PyVoIP is a pure python VoIP/SIP/RTP library.
Project description
pyVoIP
PyVoIP is a pure python VoIP/SIP/RTP library. Currently, it supports PCMA, PCMU, and telephone-event.
This library does not depend on a sound library, i.e. you can use any sound library that can handle linear sound data i.e. pyaudio or even wave. Keep in mind PCMU/PCMA only supports 8000Hz, 1 channel, 8 bit audio.
Getting Started
Simply run pip install pyVoIP, or if installing from source:
git clone https://github.com/tayler6000/pyVoIP.git
cd pyVoIP
pip install .
Don't forget to check out the documentation!
Basic Example
This basic code will simple make a phone that will automatically answer then hang up.
from pyVoIP.VoIP import VoIPPhone, InvalidStateError
def answer(call): # This will be your callback function for when you receive a phone call.
try:
call.answer()
call.hangup()
except InvalidStateError:
pass
if __name__ == "__main__":
phone = VoIPPhone(
<SIP Server IP>,
<SIP Server Port>,
<SIP Server Username>,
<SIP Server Password>,
callCallback=answer,
myIP=<Your computer's local IP>,
sipPort=<Port to use for SIP (int, default 5060)>,
rtpPortLow=<low end of the RTP Port Range>,
rtpPortHigh=<high end of the RTP Port Range>,
)
phone.start()
input("Press enter to disable the phone")
phone.stop()
Using an outbound SIP proxy
If your provider requires a separate outbound proxy, keep server pointed at the SIP domain / registrar and pass the proxy host separately.
phone = VoIPPhone(
"sip.example.com",
5060,
"alice",
"secret",
myIP="192.0.2.10",
proxy="pbx.example.net",
proxyPort=5060,
auth_username="alice-auth-id", # Optional: used for Proxy-Authorization
callCallback=answer,
)
proxy may be a hostname, host:port, or a SIP URI such as sip:pbx.example.net:5060.
TCP/TLS SIP transport with RFC 3263-compliant resolution
# TCP, explicit URI transport wins.
phone = VoIPPhone(
"sip:registrar.example.com;transport=tcp",
None,
"alice",
"secret",
myIP="192.0.2.10",
)
# TLS via sips: and RFC 3263 DNS if no explicit port is present.
phone = VoIPPhone(
"sips:registrar.example.com",
None,
"alice",
"secret",
myIP="192.0.2.10",
tls_server_name="registrar.example.com",
)
# Legacy host + explicit port stays simple unless transport is supplied.
phone = VoIPPhone(
"registrar.example.com",
5060,
"alice",
"secret",
myIP="192.0.2.10",
transport="tcp",
)
Inspecting supported codecs
Parsed SIP/SDP messages and active calls can report the codecs offered by the remote endpoint and the codecs supported by PyVoIP.
import pyVoIP
def answer(call):
report = call.codec_support_report()
print("Remote codecs:", report["remote"])
print("PyVoIP codecs:", report["pyvoip"])
print("Compatible codecs:", report["compatible"])
print("Unsupported remote codecs:", report["unsupported"])
# Also available for any parsed SIPMessage containing SDP:
remote_codecs = sip_message.supported_codecs()
report = sip_message.codec_support_report()
# And at module level:
pyvoip_codecs = pyVoIP.supported_codecs()
Pre-call codec inspection
Local codec information is available without an active SIP session.
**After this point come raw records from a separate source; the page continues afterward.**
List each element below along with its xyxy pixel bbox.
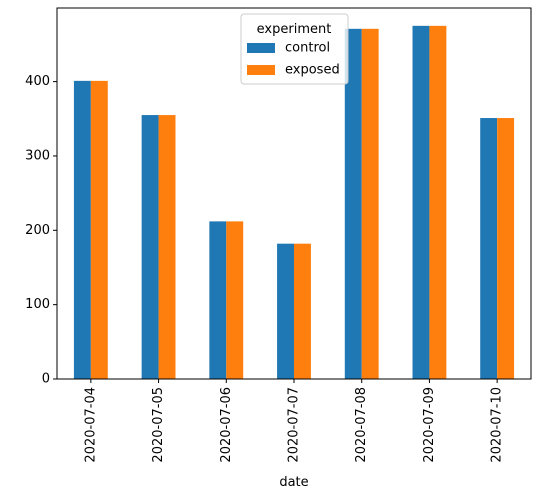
legend-title: experiment	[257, 22, 332, 37]
x-axis-label: date	[279, 475, 308, 490]
legend-label-exposed: exposed	[285, 63, 340, 78]
bar-exposed-2020-07-06	[226, 221, 244, 379]
axes-frame	[56, 7, 532, 380]
x-tick-label: 2020-07-05	[151, 387, 166, 463]
bar-control-2020-07-08	[344, 28, 362, 380]
x-axis: 2020-07-04 2020-07-05 2020-07-06 2020-07-07…	[83, 379, 505, 463]
x-tick-label: 2020-07-07	[287, 387, 302, 463]
legend-entries: control exposed	[247, 41, 340, 78]
y-tick-label: 400	[25, 74, 50, 89]
x-tick-label: 2020-07-08	[354, 387, 369, 463]
y-tick-label: 300	[25, 148, 50, 163]
bar-exposed-2020-07-08	[361, 28, 379, 380]
legend: experiment control exposed	[240, 13, 349, 85]
bar-exposed-2020-07-04	[90, 80, 108, 379]
bar-exposed-2020-07-05	[158, 115, 176, 379]
bar-exposed-2020-07-07	[294, 243, 311, 379]
bar-control-2020-07-09	[412, 25, 430, 379]
x-tick-label: 2020-07-10	[490, 387, 505, 463]
y-tick-label: 0	[42, 372, 50, 387]
bar-control-2020-07-06	[209, 221, 227, 379]
bar-exposed-2020-07-09	[429, 25, 447, 379]
bar-control-2020-07-05	[141, 115, 159, 379]
bar-exposed-2020-07-10	[497, 118, 515, 379]
x-tick-label: 2020-07-09	[422, 387, 437, 463]
y-tick-label: 100	[25, 297, 50, 312]
x-tick-label: 2020-07-06	[219, 387, 234, 463]
bar-control-2020-07-04	[73, 80, 91, 379]
y-tick-label: 200	[25, 223, 50, 238]
legend-label-control: control	[285, 41, 330, 56]
x-tick-label: 2020-07-04	[83, 387, 98, 463]
y-axis: 0 100 200 300 400	[25, 74, 57, 387]
legend-swatch-exposed	[247, 65, 275, 75]
legend-swatch-control	[247, 43, 275, 53]
bar-control-2020-07-07	[277, 243, 294, 379]
plot-area	[73, 25, 515, 380]
bar-control-2020-07-10	[480, 118, 498, 379]
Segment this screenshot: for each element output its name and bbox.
Remote
codec information can be probed before starting a call with SIP OPTIONS when
the peer/provider returns SDP in its OPTIONS response.
from pyVoIP.VoIP import VoIPPhone
phone = VoIPPhone(
"sip.example.com",
5060,
"alice",
"secret",
myIP="192.0.2.10",
)
# Purely local; this works before phone.start().
local_report = phone.available_codecs()
print("Local codec offer:", local_report["local_offer"])
# Remote probing requires SIP signalling, so start/register first.
phone.start()
remote_report = phone.available_codecs("1001")
print("Remote codecs:", remote_report["remote"])
print("Call-compatible audio:", remote_report["call_compatible"])
print("Can start call from codec data:", remote_report["can_start_call"])
If the remote side does not include SDP in the OPTIONS response,
remote_report["remote"] will be empty and can_start_call will be None.